PURSUANT TO INTERNAL REVENUE CODE SECTION 7463(b),THIS OPINION MAY NOT BE TREATED AS PRECEDENT FOR ANY OTHER CASE. T.C. Summary Opinion 2014-25

UNITED STATES TAX COURT

JANET M. WEISS AND FRANCIS E. WEISS, Petitioners v. COMMISSIONER OF INTERNAL REVENUE, Respondent

Docket No. 20147-12S. Filed March 18, 2014.

Janet M. Weiss and Francis E. Weiss, pro sese.

Bryan Dotson and Bruce Martin Wilpon, for respondent.

SUMMARY OPINION

GUY, Special Trial Judge: This case was heard pursuant to the provisions

of section 7463 of the Internal Revenue Code in effect when the petition was

filed.1 Pursuant to section 7463(b), the decision to be entered is not reviewable by

1 Unless otherwise indicated, section references are to the Internal Revenue (continued...) -2-

any other court, and this opinion shall not be treated as precedent for any other

case.

Respondent determined a deficiency of $14,252 in petitioners’ Federal

income tax for 2010 and an accuracy-related penalty of $2,850 pursuant to section

6662(a). Petitioners, husband and wife, filed a timely petition for redetermination

with the Court pursuant to section 6213(a). At the time the petition was filed,

petitioners resided in Texas.

After concessions,2 the issues remaining for decision are whether petitioners

(1) may exclude from gross income Mr. Weiss’ military retired pay and (2) are

entitled to deductions for unreimbursed employee business expenses reported on

Schedule A, Itemized Deductions.

1 (...continued) Code (Code), as amended and in effect for 2010, and Rule references are to the Tax Court Rules of Practice and Procedure.
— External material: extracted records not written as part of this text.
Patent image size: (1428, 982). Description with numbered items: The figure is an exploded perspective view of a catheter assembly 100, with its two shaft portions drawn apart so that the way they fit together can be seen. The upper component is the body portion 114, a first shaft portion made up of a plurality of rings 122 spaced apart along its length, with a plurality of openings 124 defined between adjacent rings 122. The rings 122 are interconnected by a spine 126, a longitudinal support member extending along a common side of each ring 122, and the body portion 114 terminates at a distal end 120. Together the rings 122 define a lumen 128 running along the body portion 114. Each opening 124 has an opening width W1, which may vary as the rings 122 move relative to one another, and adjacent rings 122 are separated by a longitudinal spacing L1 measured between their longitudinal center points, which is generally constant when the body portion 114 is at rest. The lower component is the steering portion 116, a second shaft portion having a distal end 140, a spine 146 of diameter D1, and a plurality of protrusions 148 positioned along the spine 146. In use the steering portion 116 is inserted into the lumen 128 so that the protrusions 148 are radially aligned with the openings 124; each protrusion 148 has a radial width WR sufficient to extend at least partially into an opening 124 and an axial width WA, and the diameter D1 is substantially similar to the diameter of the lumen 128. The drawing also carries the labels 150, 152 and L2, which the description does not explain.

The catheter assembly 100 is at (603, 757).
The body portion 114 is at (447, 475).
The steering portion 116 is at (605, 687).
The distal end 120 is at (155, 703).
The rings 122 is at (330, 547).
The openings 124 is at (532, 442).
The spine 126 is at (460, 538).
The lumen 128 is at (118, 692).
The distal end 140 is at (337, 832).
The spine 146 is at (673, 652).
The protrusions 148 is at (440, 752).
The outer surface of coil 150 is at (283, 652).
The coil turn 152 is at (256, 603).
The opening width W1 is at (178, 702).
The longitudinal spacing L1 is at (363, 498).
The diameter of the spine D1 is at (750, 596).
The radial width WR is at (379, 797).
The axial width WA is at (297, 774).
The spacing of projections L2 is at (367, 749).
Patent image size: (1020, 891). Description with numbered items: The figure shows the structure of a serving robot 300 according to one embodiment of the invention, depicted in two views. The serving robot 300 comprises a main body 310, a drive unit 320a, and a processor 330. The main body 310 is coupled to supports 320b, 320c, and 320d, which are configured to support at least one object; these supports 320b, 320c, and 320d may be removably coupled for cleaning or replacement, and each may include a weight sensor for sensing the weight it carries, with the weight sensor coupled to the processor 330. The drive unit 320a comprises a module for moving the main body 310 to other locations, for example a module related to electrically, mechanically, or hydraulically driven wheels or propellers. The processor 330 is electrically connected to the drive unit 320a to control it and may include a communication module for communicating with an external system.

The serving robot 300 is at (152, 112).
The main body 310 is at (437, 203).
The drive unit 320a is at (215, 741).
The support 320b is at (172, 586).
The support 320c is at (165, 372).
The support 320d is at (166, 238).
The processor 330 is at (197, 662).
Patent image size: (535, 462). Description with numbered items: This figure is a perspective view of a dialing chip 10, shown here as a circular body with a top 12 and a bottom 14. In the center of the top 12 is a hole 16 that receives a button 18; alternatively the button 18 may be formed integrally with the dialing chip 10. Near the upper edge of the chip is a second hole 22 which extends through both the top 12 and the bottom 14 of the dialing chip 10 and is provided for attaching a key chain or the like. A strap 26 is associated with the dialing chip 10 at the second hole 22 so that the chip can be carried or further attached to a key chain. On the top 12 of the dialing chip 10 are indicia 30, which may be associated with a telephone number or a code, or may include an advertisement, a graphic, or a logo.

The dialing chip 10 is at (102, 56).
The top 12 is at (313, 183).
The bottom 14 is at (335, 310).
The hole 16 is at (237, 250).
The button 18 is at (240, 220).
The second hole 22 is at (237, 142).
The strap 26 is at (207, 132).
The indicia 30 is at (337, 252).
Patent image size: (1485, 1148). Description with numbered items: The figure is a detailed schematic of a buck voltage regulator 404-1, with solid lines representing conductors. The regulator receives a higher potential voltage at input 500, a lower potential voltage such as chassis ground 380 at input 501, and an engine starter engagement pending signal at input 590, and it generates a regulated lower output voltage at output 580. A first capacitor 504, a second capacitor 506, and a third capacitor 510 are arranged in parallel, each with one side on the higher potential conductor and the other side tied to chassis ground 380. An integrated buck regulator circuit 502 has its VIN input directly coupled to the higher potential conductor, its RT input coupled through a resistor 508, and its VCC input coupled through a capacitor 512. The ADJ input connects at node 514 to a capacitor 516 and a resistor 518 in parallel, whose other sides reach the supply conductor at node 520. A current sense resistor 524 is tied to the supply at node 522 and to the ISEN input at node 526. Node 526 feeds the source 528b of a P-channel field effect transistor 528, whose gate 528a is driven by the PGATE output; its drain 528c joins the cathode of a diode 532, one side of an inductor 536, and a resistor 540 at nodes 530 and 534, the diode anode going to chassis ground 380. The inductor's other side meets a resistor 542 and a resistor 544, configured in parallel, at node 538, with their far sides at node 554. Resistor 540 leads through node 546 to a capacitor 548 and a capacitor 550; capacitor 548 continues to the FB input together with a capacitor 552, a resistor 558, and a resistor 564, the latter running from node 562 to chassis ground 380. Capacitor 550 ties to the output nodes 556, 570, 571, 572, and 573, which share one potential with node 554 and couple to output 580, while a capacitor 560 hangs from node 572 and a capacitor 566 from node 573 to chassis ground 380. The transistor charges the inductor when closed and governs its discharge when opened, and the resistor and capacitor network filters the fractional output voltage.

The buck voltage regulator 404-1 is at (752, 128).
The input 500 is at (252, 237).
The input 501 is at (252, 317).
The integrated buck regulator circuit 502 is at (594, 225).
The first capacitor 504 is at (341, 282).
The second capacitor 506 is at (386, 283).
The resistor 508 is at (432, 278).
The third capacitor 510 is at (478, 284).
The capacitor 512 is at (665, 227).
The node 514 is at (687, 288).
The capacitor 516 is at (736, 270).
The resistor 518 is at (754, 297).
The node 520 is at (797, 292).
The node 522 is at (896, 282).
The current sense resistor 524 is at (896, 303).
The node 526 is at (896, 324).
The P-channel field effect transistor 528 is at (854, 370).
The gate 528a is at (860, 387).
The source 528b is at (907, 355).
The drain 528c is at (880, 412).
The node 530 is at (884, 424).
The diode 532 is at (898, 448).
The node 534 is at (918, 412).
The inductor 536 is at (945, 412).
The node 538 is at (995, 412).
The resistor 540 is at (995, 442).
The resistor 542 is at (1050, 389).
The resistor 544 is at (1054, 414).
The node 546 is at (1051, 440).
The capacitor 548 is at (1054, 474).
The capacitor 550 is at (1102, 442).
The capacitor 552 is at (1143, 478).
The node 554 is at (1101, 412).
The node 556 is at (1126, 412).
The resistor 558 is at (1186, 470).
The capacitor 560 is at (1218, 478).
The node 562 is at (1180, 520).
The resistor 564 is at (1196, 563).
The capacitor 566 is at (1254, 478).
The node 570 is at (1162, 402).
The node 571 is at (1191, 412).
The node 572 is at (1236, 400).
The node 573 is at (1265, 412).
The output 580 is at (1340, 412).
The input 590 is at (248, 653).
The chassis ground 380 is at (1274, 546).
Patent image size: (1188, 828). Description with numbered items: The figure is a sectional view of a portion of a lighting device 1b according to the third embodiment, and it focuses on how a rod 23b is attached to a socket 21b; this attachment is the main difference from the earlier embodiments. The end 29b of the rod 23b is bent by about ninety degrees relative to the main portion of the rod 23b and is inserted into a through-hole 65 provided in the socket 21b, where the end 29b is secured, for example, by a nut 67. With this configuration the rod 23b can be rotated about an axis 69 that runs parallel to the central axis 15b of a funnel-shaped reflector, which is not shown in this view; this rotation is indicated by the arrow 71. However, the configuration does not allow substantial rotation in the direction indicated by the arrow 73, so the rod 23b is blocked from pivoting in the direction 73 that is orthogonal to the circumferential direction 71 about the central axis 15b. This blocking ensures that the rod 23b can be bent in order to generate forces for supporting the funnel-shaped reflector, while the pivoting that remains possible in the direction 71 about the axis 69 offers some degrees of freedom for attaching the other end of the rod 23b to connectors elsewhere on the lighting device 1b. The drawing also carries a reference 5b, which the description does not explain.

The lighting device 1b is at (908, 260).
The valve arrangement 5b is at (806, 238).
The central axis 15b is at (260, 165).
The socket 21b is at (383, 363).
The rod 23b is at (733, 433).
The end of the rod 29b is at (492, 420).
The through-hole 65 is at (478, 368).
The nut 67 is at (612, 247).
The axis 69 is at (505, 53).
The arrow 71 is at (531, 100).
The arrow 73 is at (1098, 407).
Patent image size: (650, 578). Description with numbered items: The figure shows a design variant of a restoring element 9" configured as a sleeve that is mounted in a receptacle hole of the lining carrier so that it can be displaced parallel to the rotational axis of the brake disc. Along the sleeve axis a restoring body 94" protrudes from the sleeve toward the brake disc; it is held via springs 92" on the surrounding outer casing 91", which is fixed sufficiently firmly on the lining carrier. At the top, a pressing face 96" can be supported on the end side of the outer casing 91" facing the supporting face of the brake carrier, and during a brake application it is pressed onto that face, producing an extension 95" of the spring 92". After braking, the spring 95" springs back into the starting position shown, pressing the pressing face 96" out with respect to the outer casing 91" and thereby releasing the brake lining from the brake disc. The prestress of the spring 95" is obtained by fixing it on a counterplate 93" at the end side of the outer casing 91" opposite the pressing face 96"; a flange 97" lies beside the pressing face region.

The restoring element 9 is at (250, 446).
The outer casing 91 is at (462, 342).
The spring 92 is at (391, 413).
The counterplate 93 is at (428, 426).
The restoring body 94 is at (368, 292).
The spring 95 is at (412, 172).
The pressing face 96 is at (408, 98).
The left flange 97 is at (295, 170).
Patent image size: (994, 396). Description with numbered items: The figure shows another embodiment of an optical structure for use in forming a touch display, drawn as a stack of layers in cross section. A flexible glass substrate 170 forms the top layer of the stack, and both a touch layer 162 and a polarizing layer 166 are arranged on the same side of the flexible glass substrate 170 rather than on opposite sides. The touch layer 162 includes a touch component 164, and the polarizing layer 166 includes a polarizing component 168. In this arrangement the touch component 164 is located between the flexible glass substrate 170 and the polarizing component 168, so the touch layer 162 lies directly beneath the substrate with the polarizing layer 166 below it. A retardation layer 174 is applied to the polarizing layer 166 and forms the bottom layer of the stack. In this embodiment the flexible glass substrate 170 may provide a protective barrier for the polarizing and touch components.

Monetary amounts are rounded to the nearest dollar. 2 The parties agree that petitioners are entitled to itemized deductions of $9,506 and $6,190 for charitable contributions and gambling losses, respectively. Respondent concedes that petitioners are entitled to an itemized deduction of $1,169 for taxes, petitioners’ itemized deductions exceed the standard deduction, and petitioners are not liable for the accuracy-related penalty under sec. 6662(a). Other concessions are strictly computational and will be resolved in Rule 155 computations to be submitted in accordance with this opinion. -3-

Background

Some of the facts have been stipulated and are so found. The stipulation of

facts and the accompanying exhibits are incorporated herein by this reference.

Mr. Weiss has four children from a prior marriage and three children with

Mrs. Weiss. Petitioners resided in Denver, Colorado, between January 1 and

August 10, 2010, and in San Antonio, Texas, through the remainder of that year.

I. Mr. Weiss

A. Military Service

Mr. Weiss joined the U.S. Army (Army) in 1969 as a cadet at the U.S.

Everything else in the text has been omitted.